Learning to crawl before you can run
Wednesday, July 8th, 2009Crawling websites for data using php running in a browser
I’ve had an idea for a website for almost a year now (won’t spill the beans just yet though) and today I finally started work on it. To lift the veil of secrecy a little, I’m putting information about certain places onto a Google Map, because somehow nobody has thought of doing it yet.
All that information about the places is already available on the internet, just not embed in a map, so my first step was to crawl some websites to get hold of all that information. A slight problem I had is that this required running a script to automatically trawl through all the pages. I only know PHP, which as far as I was aware, could only be run in a browser, and browsers time out after a while, so it would be impossible to just leave it running.
A little more research revealed that it is possible to run PHP scripts as stand-alone entities outside the browser, but only using something called CGI. I had no idea what CGI was, and my hosting company don’t allow you to use CGI anyway. But I did manage to find another solution.
Although a php script crawling lots of pages for data would cause a browser timeout, a script crawling just one page almost certainly wouldn’t. So what I had to do was:
- Write a script that crawls the data of one page but…
- … checks what page was last crawled and moves on to the next one when it starts and…
- … tells the script to execute again once it’s finished.
1. will differ depending on your needs, but my solutions to 2. and 3., I believe, provide a good technique to crawl web pages if you only know PHP.
Solution to 2.
Each iteration will presumably write the information to a database. Provided you’re iterating over an integer (e.g the webpages are of the form http://www.thesite.com/thepage?id=theinteger) then you’ll probably be storing that integer in your database. Then the following code at the beginning of your script will advance you to the next web page to crawl.

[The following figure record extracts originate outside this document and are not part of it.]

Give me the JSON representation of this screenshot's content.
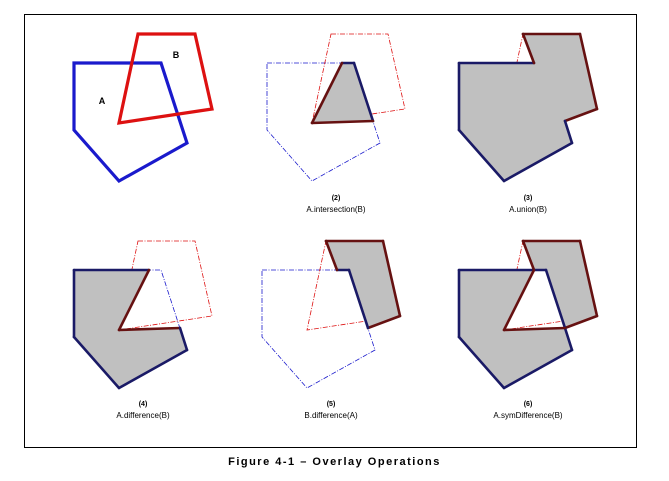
{
  "labels": {
    "a": "A",
    "b": "B"
  },
  "panels": [
    {
      "number": "",
      "caption": "",
      "mode": "input"
    },
    {
      "number": "(2)",
      "caption": "A.intersection(B)",
      "mode": "intersection"
    },
    {
      "number": "(3)",
      "caption": "A.union(B)",
      "mode": "union"
    },
    {
      "number": "(4)",
      "caption": "A.difference(B)",
      "mode": "difference"
    },
    {
      "number": "(5)",
      "caption": "B.difference(A)",
      "mode": "bdifference"
    },
    {
      "number": "(6)",
      "caption": "A.symDifference(B)",
      "mode": "symdifference"
    }
  ],
  "figure_caption": "Figure 4-1 – Overlay Operations",
  "colors": {
    "polygon_a": "#1a1acc",
    "polygon_b": "#dd1111",
    "result_fill": "#c0c0c0",
    "result_outline_a": "#1a1a66",
    "result_outline_b": "#661111"
  }
}
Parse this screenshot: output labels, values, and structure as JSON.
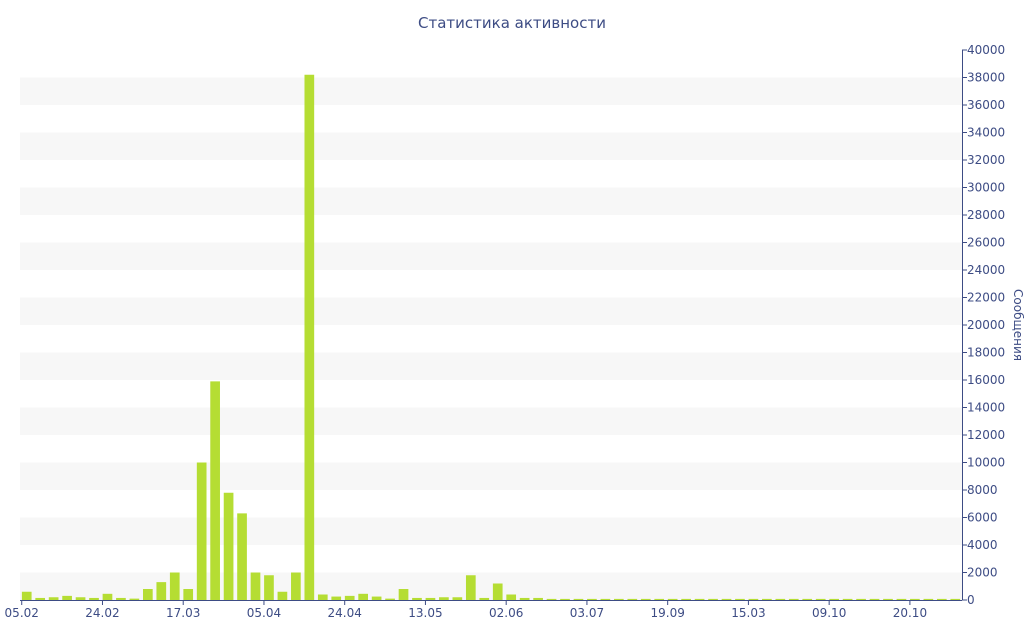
{
  "chart_data": {
    "type": "bar",
    "title": "Статистика активности",
    "ylabel": "Сообщения",
    "xlabel": "",
    "ylim": [
      0,
      40000
    ],
    "yticks": [
      0,
      2000,
      4000,
      6000,
      8000,
      10000,
      12000,
      14000,
      16000,
      18000,
      20000,
      22000,
      24000,
      26000,
      28000,
      30000,
      32000,
      34000,
      36000,
      38000,
      40000
    ],
    "x_tick_labels": [
      {
        "label": "05.02",
        "index": 0
      },
      {
        "label": "24.02",
        "index": 6
      },
      {
        "label": "17.03",
        "index": 12
      },
      {
        "label": "05.04",
        "index": 18
      },
      {
        "label": "24.04",
        "index": 24
      },
      {
        "label": "13.05",
        "index": 30
      },
      {
        "label": "02.06",
        "index": 36
      },
      {
        "label": "03.07",
        "index": 42
      },
      {
        "label": "19.09",
        "index": 48
      },
      {
        "label": "15.03",
        "index": 54
      },
      {
        "label": "09.10",
        "index": 60
      },
      {
        "label": "20.10",
        "index": 66
      }
    ],
    "values": [
      600,
      150,
      200,
      300,
      200,
      150,
      450,
      150,
      100,
      800,
      1300,
      2000,
      800,
      10000,
      15900,
      7800,
      6300,
      2000,
      1800,
      600,
      2000,
      38200,
      400,
      250,
      300,
      450,
      250,
      100,
      800,
      150,
      150,
      200,
      200,
      1800,
      150,
      1200,
      400,
      150,
      150,
      80,
      80,
      80,
      80,
      80,
      80,
      80,
      80,
      80,
      80,
      80,
      80,
      80,
      80,
      80,
      80,
      80,
      80,
      80,
      80,
      80,
      80,
      80,
      80,
      80,
      80,
      80,
      80,
      80,
      80,
      80
    ],
    "grid": "horizontal bands",
    "y_axis_position": "right",
    "colors": {
      "bar": "#b5dd33",
      "band": "#f7f7f7",
      "axis": "#3d4c84",
      "text": "#3d4c84"
    }
  }
}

$last_entry_query = @mysql_query("SELECT theinteger FROM thetable ORDER BY theinteger DESC LIMIT 1");
if(($last_entry_query) &&mysql_num_rows($last_entry_query)) {
$last_entry_row = mysql_fetch_array($last_entry_query, MYSQL_ASSOC);
$last_entry = $last_entry_row['int_ukcs_id'];
} else {
$last_entry = one less than the first entry (starts the script off);
}
$current_page = file('http://www.thesite.com/thepage?id='.($last_entry+1));
You can stop and start the crawl whenever you like as the database will always tell you which page to crawl next.
Solution to 3.
Really simple this one. At the end of the script you need to run it again. What better way than just redirecting the browser to the same page again.

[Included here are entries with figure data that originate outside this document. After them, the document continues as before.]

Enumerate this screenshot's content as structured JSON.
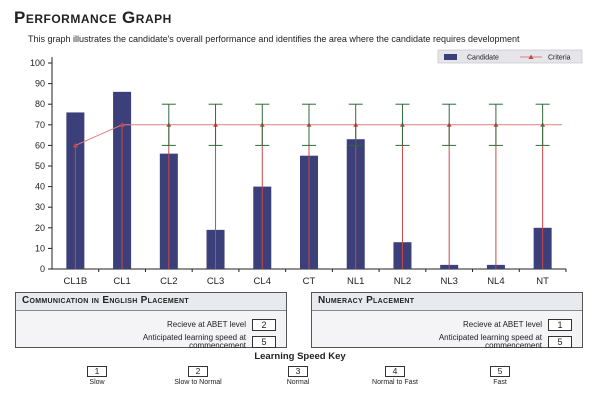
{
  "header": {
    "title": "Performance Graph",
    "subtitle": "This graph illustrates the candidate's overall performance and identifies the area where the candidate requires development"
  },
  "chart_data": {
    "type": "bar",
    "categories": [
      "CL1B",
      "CL1",
      "CL2",
      "CL3",
      "CL4",
      "CT",
      "NL1",
      "NL2",
      "NL3",
      "NL4",
      "NT"
    ],
    "series": [
      {
        "name": "Candidate",
        "kind": "bar",
        "color": "#3b3f7a",
        "values": [
          76,
          86,
          56,
          19,
          40,
          55,
          63,
          13,
          2,
          2,
          20
        ]
      },
      {
        "name": "Criteria",
        "kind": "line",
        "color": "#d98080",
        "values": [
          60,
          70,
          70,
          70,
          70,
          70,
          70,
          70,
          70,
          70,
          70
        ]
      }
    ],
    "error_bars": {
      "color": "#2e6b3a",
      "low": [
        null,
        null,
        60,
        60,
        60,
        60,
        60,
        60,
        60,
        60,
        60
      ],
      "high": [
        null,
        null,
        80,
        80,
        80,
        80,
        80,
        80,
        80,
        80,
        80
      ]
    },
    "ylim": [
      0,
      100
    ],
    "yticks": [
      0,
      10,
      20,
      30,
      40,
      50,
      60,
      70,
      80,
      90,
      100
    ],
    "grid": false,
    "legend": "top-right"
  },
  "placement_english": {
    "title": "Communication in English Placement",
    "receive_label": "Recieve at ABET level",
    "receive_value": "2",
    "speed_label_line1": "Anticipated learning speed at",
    "speed_label_line2": "commencement",
    "speed_value": "5"
  },
  "placement_numeracy": {
    "title": "Numeracy Placement",
    "receive_label": "Recieve at ABET level",
    "receive_value": "1",
    "speed_label_line1": "Anticipated learning speed at",
    "speed_label_line2": "commencement",
    "speed_value": "5"
  },
  "learning_key": {
    "title": "Learning Speed Key",
    "items": [
      {
        "value": "1",
        "label": "Slow"
      },
      {
        "value": "2",
        "label": "Slow to Normal"
      },
      {
        "value": "3",
        "label": "Normal"
      },
      {
        "value": "4",
        "label": "Normal to Fast"
      },
      {
        "value": "5",
        "label": "Fast"
      }
    ]
  }
}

if(mysql_affected_rows() == 1){
header('Location: http://localhost/campcrawl/index.php?id='.$last_entry);
}
Still one little tweak though; browsers will tend to limit the number of times a page can be redirected to in order to avoid infinite loops. In Firefox, to over-ride this go to about:config and change redirection-limit to something really big. If there is a danger of an infinite loop you can limit the number of iterations in your script with a counter or a timeout, but for me it wasn’t a problem as just closing the browser tab stopped my script.
The reason this technique is workable is that even though it requires a browser to run the script, with today’s multi-tab browsers, and the fact that all the calculation is done on the server, mean that it doesn’t infringe on whatever else you’re using the browser for (aside from maybe occasionally having to refresh the tab running the script as sometimes it stops for seemingly no reason, but that might just be bad programming from me).
So that’s stage one nearly completed (2,000 out of about 9,000 pages trawled so far, but at this rate should be fininshed within the hour). Now on to actually doing something with the data.